Nanoparticle Tracking Analysis (NTA): NTA tracks individual EVs by analyzing the Brownian motion. It provides information about size distribution and concentration in certain size-ranges.

Morphology:

Transmission Electron Microscopy (TEM): TEM allows for direct visualization of EVs at nanoscale resolution, providing information about their shape and morphology.

Protein Composition:

Western Blotting: WB is used to detect specific proteins on the surface or within EVs, helping to identify their origin and cargo.

Mass Spectrometry: Mass spectrometry is used to analyze the protein composition of EVs in a high-throughput manner, providing detailed information about their cargo.

Protein arrays (Sciomics Gmb) are used to characterize surfaceproteins and cytokine content of EVs

MSD assay, analogous to ELISA, however several times for sensitive, is used to estimate surface EV proteins

Lipid Composition:

Lipidomics: Lipidomic analysis can identify and quantify the lipid species present in EV membranes, providing insights into their lipid composition.

Nucleic Acid Analysis:

RNA and DNA Analysis: Techniques such as RT-qPCR and Next Generation RNA sequencing  are used to analyze the RNA and DNA content of EVs, including microRNAs and other non-coding RNAs.

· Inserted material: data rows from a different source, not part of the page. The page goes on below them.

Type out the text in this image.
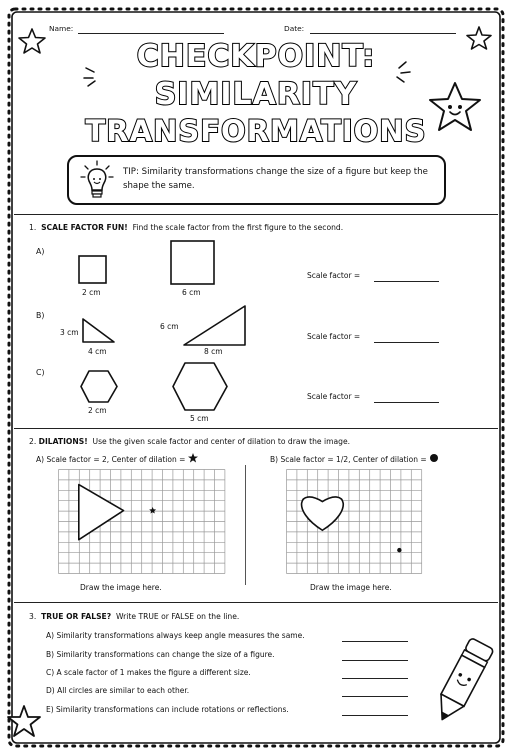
Name:	Date:
CHECKPOINT:
SIMILARITY
TRANSFORMATIONS
TIP: Similarity transformations change the size of a figure but keep the shape the same.
1. SCALE FACTOR FUN! Find the scale factor from the first figure to the second.
A)
2 cm	6 cm
Scale factor =
B)
3 cm
4 cm
6 cm
8 cm
Scale factor =
C)
2 cm
5 cm
Scale factor =
2. DILATIONS! Use the given scale factor and center of dilation to draw the image.
A) Scale factor = 2, Center of dilation =	B) Scale factor = 1/2, Center of dilation =
Draw the image here.	Draw the image here.
3. TRUE OR FALSE? Write TRUE or FALSE on the line.
A) Similarity transformations always keep angle measures the same.
B) Similarity transformations can change the size of a figure.
C) A scale factor of 1 makes the figure a different size.
D) All circles are similar to each other.
E) Similarity transformations can include rotations or reflections.
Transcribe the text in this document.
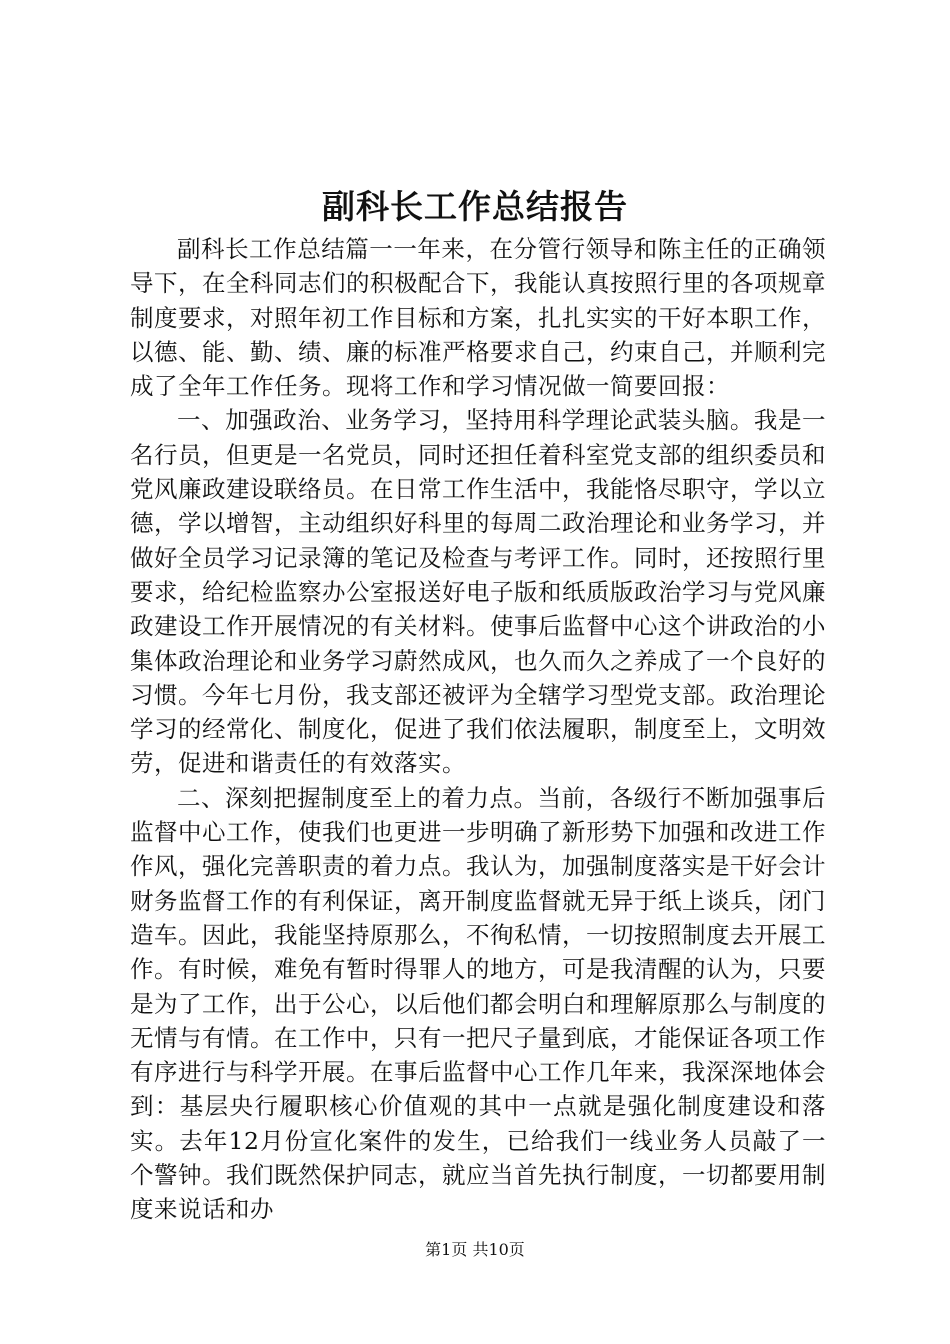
副科长工作总结报告

副科长工作总结篇一一年来，在分管行领导和陈主任的正确领导下，在全科同志们的积极配合下，我能认真按照行里的各项规章制度要求，对照年初工作目标和方案，扎扎实实的干好本职工作，以德、能、勤、绩、廉的标准严格要求自己，约束自己，并顺利完成了全年工作任务。现将工作和学习情况做一简要回报：

一、加强政治、业务学习，坚持用科学理论武装头脑。我是一名行员，但更是一名党员，同时还担任着科室党支部的组织委员和党风廉政建设联络员。在日常工作生活中，我能恪尽职守，学以立德，学以增智，主动组织好科里的每周二政治理论和业务学习，并做好全员学习记录簿的笔记及检查与考评工作。同时，还按照行里要求，给纪检监察办公室报送好电子版和纸质版政治学习与党风廉政建设工作开展情况的有关材料。使事后监督中心这个讲政治的小集体政治理论和业务学习蔚然成风，也久而久之养成了一个良好的习惯。今年七月份，我支部还被评为全辖学习型党支部。政治理论学习的经常化、制度化，促进了我们依法履职，制度至上，文明效劳，促进和谐责任的有效落实。

二、深刻把握制度至上的着力点。当前，各级行不断加强事后监督中心工作，使我们也更进一步明确了新形势下加强和改进工作作风，强化完善职责的着力点。我认为，加强制度落实是干好会计财务监督工作的有利保证，离开制度监督就无异于纸上谈兵，闭门造车。因此，我能坚持原那么，不徇私情，一切按照制度去开展工作。有时候，难免有暂时得罪人的地方，可是我清醒的认为，只要是为了工作，出于公心，以后他们都会明白和理解原那么与制度的无情与有情。在工作中，只有一把尺子量到底，才能保证各项工作有序进行与科学开展。在事后监督中心工作几年来，我深深地体会到：基层央行履职核心价值观的其中一点就是强化制度建设和落实。去年12月份宣化案件的发生，已给我们一线业务人员敲了一个警钟。我们既然保护同志，就应当首先执行制度，一切都要用制度来说话和办

第1页 共10页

Additionally,

Surface Marker Analysis:

Flow Cytometry: Flow cytometry is used to analyze surface markers on EVs, allowing for their phenotypic characterization.

Immunocapture Assays: Antibodies specific to EV surface markers can be used to isolate and characterize specific subpopulations of EVs.

Functional Assays:

Uptake Studies: EV uptake by target cells are assessed using techniques like confocal microscopy, which can provide insights into their functional roles in intercellular communication.